Honor’s Road
Leave a commentApril 18, 2016 by phicks2012
I have, in general, a forgiving heart. I have proven often in the past that I am willing to give those who hurt my feelings or treat me poorly multiple chances to remain my friend — as long as I am not utterly convinced that the injury done was deliberate. Fair’s fair, after all, and we all screw up. I’ve got to say though that targeted destruction is another matter entirely, inviting nuclear annihilation. 😉
If I honestly believe that pain was caused and injury done to me or to someone I care about with deliberation and intent, I have to admit that I do not forgive, for all that I’m told I ought to. My bad, I guess, but there it is.
People who spread libel or slander, steal goods, and otherwise injure others thinking to prosper thereby — especially when their actions are totally unnecessary to survival — tend to be generally lacking in every trait I respect while being generously gifted with those traits I most despise, so I have to ask myself why in the world, or in any rational universe, I would want to associate with people like that. The answer, of course, is that I wouldn’t. Anyone who says they would needs serious therapy and I’d like to offer them an awesome deal on some swamp land in Arizona.

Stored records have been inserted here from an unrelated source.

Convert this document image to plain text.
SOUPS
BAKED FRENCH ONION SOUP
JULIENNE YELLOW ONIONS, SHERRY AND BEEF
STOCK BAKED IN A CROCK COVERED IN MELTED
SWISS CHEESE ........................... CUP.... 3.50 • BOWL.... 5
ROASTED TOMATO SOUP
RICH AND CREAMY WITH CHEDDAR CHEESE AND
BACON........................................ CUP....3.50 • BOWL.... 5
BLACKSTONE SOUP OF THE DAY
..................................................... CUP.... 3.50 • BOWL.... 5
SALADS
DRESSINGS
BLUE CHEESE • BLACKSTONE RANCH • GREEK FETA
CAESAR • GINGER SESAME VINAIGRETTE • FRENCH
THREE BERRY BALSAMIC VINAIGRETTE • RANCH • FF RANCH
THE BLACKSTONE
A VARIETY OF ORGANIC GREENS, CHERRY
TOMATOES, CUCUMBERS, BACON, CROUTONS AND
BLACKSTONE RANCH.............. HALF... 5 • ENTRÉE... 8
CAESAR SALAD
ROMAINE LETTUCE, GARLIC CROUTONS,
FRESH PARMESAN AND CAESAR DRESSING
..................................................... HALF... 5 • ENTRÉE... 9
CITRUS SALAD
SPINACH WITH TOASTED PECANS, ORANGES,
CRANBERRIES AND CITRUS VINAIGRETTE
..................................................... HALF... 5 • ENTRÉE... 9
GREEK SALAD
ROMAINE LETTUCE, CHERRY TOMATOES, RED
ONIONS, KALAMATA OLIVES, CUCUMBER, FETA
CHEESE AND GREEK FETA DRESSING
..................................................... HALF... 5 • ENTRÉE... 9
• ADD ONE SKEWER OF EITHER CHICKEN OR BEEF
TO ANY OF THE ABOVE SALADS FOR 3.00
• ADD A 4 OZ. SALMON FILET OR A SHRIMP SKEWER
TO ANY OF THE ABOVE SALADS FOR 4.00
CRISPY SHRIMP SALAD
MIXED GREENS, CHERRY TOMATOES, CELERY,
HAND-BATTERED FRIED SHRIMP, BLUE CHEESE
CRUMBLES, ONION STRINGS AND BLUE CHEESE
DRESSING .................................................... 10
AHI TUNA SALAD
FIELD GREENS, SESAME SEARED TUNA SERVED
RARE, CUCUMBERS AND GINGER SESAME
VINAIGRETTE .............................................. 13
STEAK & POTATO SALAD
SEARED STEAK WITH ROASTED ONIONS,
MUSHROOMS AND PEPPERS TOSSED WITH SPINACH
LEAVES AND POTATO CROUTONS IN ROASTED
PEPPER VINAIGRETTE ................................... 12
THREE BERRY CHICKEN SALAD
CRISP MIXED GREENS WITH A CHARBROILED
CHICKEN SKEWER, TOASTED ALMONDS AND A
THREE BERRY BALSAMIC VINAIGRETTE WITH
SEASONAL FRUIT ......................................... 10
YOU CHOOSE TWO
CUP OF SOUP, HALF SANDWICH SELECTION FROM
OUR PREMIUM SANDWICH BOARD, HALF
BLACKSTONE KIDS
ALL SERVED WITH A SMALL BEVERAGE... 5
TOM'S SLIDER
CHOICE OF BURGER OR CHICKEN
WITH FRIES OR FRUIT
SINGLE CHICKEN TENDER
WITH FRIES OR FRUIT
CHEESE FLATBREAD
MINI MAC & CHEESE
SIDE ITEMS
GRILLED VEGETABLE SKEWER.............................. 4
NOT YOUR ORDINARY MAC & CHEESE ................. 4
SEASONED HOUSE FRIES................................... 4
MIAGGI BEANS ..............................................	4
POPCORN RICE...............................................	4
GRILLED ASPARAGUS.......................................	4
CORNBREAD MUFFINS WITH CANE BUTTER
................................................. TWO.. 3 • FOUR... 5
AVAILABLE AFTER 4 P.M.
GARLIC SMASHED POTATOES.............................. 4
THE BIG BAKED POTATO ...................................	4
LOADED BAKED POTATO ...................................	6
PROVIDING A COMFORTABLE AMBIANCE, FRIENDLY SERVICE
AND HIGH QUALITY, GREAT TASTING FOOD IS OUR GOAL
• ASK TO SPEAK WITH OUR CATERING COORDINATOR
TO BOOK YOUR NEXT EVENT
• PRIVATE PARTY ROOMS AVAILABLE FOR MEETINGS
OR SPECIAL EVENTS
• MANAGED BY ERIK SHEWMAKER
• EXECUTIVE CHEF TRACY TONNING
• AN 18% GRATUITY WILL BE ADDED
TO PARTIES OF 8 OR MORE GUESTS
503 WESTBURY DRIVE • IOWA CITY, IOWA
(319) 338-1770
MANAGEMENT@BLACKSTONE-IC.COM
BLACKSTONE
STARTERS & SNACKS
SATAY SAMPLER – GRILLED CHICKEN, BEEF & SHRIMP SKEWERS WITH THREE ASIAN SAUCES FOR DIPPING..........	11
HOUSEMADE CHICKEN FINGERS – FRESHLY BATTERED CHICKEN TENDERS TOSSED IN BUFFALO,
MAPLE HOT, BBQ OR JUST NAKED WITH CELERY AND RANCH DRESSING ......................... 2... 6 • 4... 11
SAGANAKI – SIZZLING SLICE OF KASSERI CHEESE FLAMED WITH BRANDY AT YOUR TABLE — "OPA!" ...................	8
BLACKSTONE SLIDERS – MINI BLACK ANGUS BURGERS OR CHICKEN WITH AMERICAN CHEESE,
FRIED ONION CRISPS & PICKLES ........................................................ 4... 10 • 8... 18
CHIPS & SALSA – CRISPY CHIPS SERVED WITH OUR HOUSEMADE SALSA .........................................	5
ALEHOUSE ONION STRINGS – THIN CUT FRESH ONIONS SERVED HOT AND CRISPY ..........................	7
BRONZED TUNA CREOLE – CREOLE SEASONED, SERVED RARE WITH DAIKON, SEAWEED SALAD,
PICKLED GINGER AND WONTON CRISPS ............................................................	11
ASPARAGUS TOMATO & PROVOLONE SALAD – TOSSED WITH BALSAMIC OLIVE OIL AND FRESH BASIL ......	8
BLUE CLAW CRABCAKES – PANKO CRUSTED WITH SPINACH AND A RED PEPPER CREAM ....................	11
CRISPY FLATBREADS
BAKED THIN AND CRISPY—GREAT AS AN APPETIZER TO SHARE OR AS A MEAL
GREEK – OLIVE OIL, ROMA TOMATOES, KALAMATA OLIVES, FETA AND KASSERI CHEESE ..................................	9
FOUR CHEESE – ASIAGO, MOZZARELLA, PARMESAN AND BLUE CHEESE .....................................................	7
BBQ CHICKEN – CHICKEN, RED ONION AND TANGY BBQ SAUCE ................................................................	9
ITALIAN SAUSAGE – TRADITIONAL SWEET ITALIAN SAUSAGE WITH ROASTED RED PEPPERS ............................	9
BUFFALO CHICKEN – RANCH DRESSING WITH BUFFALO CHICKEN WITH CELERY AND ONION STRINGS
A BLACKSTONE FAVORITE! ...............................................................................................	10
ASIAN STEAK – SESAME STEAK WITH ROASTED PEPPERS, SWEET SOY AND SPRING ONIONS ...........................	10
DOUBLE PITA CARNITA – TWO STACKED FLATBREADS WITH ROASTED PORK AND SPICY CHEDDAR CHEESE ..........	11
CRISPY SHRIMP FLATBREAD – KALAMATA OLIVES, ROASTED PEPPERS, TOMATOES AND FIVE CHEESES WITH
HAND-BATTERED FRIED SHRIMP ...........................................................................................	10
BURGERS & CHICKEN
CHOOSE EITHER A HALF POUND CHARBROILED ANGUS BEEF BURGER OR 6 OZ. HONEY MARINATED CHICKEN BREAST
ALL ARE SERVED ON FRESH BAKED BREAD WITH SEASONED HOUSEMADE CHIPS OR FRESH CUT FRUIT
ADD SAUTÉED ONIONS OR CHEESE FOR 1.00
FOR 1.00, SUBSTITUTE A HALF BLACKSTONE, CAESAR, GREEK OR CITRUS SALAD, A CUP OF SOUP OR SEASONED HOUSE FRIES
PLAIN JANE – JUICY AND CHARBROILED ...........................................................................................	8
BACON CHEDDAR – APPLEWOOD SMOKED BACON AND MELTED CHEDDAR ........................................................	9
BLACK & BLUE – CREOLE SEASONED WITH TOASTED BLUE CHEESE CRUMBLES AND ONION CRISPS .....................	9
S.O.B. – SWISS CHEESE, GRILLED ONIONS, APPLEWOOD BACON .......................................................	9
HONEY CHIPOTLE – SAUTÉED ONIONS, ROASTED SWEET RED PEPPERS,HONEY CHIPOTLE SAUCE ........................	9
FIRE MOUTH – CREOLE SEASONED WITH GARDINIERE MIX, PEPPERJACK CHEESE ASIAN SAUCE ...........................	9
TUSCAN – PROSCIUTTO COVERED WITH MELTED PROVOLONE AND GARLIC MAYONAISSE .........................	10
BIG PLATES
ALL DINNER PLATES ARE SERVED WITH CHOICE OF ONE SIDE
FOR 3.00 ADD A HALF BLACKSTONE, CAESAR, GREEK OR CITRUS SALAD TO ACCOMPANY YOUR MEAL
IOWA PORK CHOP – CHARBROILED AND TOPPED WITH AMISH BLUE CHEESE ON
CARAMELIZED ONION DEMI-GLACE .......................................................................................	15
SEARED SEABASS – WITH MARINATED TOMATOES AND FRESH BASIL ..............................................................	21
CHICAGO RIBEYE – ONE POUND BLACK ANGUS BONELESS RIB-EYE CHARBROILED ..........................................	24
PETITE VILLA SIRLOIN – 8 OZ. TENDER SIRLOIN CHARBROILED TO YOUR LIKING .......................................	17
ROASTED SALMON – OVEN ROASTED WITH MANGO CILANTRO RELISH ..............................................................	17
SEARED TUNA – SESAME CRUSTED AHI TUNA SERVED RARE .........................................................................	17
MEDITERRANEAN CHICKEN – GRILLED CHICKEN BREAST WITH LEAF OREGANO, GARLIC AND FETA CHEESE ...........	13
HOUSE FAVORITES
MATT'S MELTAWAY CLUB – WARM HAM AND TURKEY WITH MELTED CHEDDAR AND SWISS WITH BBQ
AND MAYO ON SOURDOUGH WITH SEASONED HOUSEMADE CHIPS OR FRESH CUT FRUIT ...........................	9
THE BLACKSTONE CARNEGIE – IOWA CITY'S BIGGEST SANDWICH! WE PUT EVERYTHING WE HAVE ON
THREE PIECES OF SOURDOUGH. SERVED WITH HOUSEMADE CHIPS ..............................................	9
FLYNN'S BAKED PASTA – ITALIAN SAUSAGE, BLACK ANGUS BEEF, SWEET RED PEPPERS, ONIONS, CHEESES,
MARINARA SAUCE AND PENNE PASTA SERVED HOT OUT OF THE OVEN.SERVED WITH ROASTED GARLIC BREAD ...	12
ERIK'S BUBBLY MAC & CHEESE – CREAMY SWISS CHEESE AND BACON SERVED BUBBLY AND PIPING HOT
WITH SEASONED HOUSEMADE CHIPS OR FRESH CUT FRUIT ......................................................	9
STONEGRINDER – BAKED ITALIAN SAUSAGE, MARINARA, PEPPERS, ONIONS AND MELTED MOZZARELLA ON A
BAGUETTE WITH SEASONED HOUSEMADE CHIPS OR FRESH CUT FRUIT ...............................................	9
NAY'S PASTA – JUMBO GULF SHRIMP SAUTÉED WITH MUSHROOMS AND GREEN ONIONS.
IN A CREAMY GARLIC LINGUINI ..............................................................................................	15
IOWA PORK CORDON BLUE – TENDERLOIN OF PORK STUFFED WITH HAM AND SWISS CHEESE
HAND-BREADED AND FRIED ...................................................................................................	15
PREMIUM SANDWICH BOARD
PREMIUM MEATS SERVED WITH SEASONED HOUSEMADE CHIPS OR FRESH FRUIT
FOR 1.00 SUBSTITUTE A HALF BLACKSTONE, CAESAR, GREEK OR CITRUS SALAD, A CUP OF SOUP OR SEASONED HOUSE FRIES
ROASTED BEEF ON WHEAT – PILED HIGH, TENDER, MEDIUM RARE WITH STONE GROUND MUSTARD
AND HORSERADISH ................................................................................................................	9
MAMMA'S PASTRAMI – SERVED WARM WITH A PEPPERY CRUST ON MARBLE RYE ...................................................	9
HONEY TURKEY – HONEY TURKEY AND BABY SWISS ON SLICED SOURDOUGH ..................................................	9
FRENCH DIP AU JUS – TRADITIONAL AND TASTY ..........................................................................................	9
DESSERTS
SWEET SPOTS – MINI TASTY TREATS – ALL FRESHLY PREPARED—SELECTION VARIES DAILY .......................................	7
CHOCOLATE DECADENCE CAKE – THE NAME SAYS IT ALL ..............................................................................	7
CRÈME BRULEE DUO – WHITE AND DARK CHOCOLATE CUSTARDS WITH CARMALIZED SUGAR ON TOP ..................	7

You can recommend forgiveness, and I do understand its merits when I believe the people involved to be redeemable. If I do not, believing instead that their natures are simply lacking in nobility and honor, I will choose instead to cut them from my life. So there! 😉 Whack!!
This poem was written with this in mind.
Honor’s Road
To choose forgiveness, we are told by faith
And scripture, is the better, nobler path,
When falsehoods gather, leaving truth a wraith
All insubstantial, and we lean to wrath,
Our hearts, so we are told, should not anneal.
No, rather should we bitterness release
And give the raging breach a chance to heal
That we can, shunning anger, be at peace.
But when false witness, violence and theft
Cause agony and loss to those we love,
Or leave us standing bitter and bereft
Should we forgive the ministers thereof,
When with deliberation pain was caused?
In such forgiveness would we not allow
The transit of true justice to be paused,
And with more chance to wound the foes endow?
To saintly virtue I cannot aspire
For when I meet with villains, on the road
Of life, in faith, I cannot then retire,
And give to them free passage; leave bestowed
To go their way and injure with foul deeds
And calumny those who are true of heart.
I cannot quiet stand while honor bleeds,
And wickedness makes mockery an art.
And those who, with a will, may think to rise
At the expense of truth, flung well away,
Eschewing honor, them I must despise
For they will every kindly soul betray.
I will not step aside to let them pass,
Or welcome infamy to my abode,
And if they slink as serpents to the grass
At least they’ll not be met on Honor’s road.